Sungguh, betapa tak berbaktinya aku. Dan engkau, dengan segala maaf dan senyum akan selalu memberikan mafhum yang sebesar-besarnya atas semua kondisi yang tak membuatku ada di sisimu untuk sekadar membalurkan minyak angin ketika ragamu tak lagi kuat menahan  sepoi angin yang kini terasa duri.
Barangkali memang tak cukup kata untuk melukiskan berapa besar pengorbananmu kepadaku. Dari ketika aku dalam kandungan yang sungguh menyusahkanmu hingga terjadi perdarahan. Lalu, ketika aku lahir ke dunia dengan berat  lebih dari empat kilogram, sementara yang membantumu melahirkan hanyalah dukun bayi kampung. Tapi nyatanya engkau tersenyum bahagia menyambut hadirku meskipun tubuhmu lelah lahir dan batin, ketika itu, di sebuah rumah sederhana berlantai tanah di bawah naungan pohon bambu yang menderu-deru tertampar angin Desember.

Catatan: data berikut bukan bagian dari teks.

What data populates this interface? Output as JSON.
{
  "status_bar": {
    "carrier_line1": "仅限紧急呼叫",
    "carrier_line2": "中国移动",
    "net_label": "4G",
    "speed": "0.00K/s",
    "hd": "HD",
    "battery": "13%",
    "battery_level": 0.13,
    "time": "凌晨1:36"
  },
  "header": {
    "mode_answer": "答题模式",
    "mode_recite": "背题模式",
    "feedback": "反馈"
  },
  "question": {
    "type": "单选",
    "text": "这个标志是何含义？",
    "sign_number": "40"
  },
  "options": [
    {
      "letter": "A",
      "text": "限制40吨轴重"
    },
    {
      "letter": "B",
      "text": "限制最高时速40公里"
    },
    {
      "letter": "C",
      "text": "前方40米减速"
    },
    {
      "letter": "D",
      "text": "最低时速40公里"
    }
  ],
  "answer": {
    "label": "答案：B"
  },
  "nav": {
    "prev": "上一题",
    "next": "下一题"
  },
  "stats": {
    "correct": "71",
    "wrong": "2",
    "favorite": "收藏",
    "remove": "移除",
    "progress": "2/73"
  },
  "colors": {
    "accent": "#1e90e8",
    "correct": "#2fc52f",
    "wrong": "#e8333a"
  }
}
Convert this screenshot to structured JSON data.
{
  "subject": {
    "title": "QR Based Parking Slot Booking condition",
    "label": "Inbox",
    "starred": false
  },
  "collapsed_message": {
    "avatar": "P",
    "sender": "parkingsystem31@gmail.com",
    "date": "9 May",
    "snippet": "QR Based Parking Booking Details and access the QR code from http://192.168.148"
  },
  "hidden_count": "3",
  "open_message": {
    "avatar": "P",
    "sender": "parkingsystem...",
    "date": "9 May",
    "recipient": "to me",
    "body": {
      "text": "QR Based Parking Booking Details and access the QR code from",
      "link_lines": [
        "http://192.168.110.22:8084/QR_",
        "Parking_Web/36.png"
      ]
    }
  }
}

Masih kuingat pula, ketika sakit terlalu sering mengunjungiku. Tak pernah engkau mengeluh walau mesti menempuh jarak puluhan kilo (sekian kilo di antaranya mesti berjalan kaki) hanya untuk mencapai dokter spesialis, sedangkan  gajimu sebagai guru golongan II tak akan cukup untuk memenuhi kebutuhan hidup setiap bulan.
Dalam kondisi ekonomi yang serba susah, -aku selalu ingat usaha-usaha sampingamu untuk menambah ekonomi keluarga, Bu-,engkau  selalu memberikan yang terbaik buatku. Barbie-barbie-an seharga 5 kg gula putih yang begitu menarik perhatianku pun tetap engkau belikan meskipun mungkin ketika itu hatimu menjerit.  Namun, senyummu jua yang tersungging bagiku. Senyum bahagia ketika melihat putri kecilmu sibuk berimajinasi dengan barbie tiruan buatan Indonesia.
Sekolah? Tentu yang terbaik engkau sediakan buatku, meskipun harus lebih mahal daripada sekolah-sekolah anak yang lain. Â Masih kuingat dulu, ketika SMP dulu aku terpaksa harus kos karena jarak rumah ke sekolah 20 kilometer. Kauingat, Bu? Ketika itu engkau menangis dan aku pun menangis. Tapi, kita harus menegarkan diri demi masa depan yang lebih baik, bukan? Dan engkau tak pernah menyuruhku untuk berhenti atau kembali. Engkau terus mendorongku untuk terus maju, jangan sampai hanya terpaku di desa seperti teman-temanku yang lain. Dan di sinilah aku sekarang. Tegak berdiri menyandang gelar sarjana yang dulu tak sanggup engkau raih. Kutahu, itu salah satu momen bahagiamu, kan, Bu? Karena akulah satu-satunya anak yang bisa mencapai gelar sarjana sebelum berkeluarga. Artinya, ini bukti nyata kerja kerasmu. (Ingatkah, kau, Bu, bahwa masa menjelang wisuda adalah masa-masa terberatku dan engkaulah penyokong terbaikku, setelah Gusti Allah tentu saja.)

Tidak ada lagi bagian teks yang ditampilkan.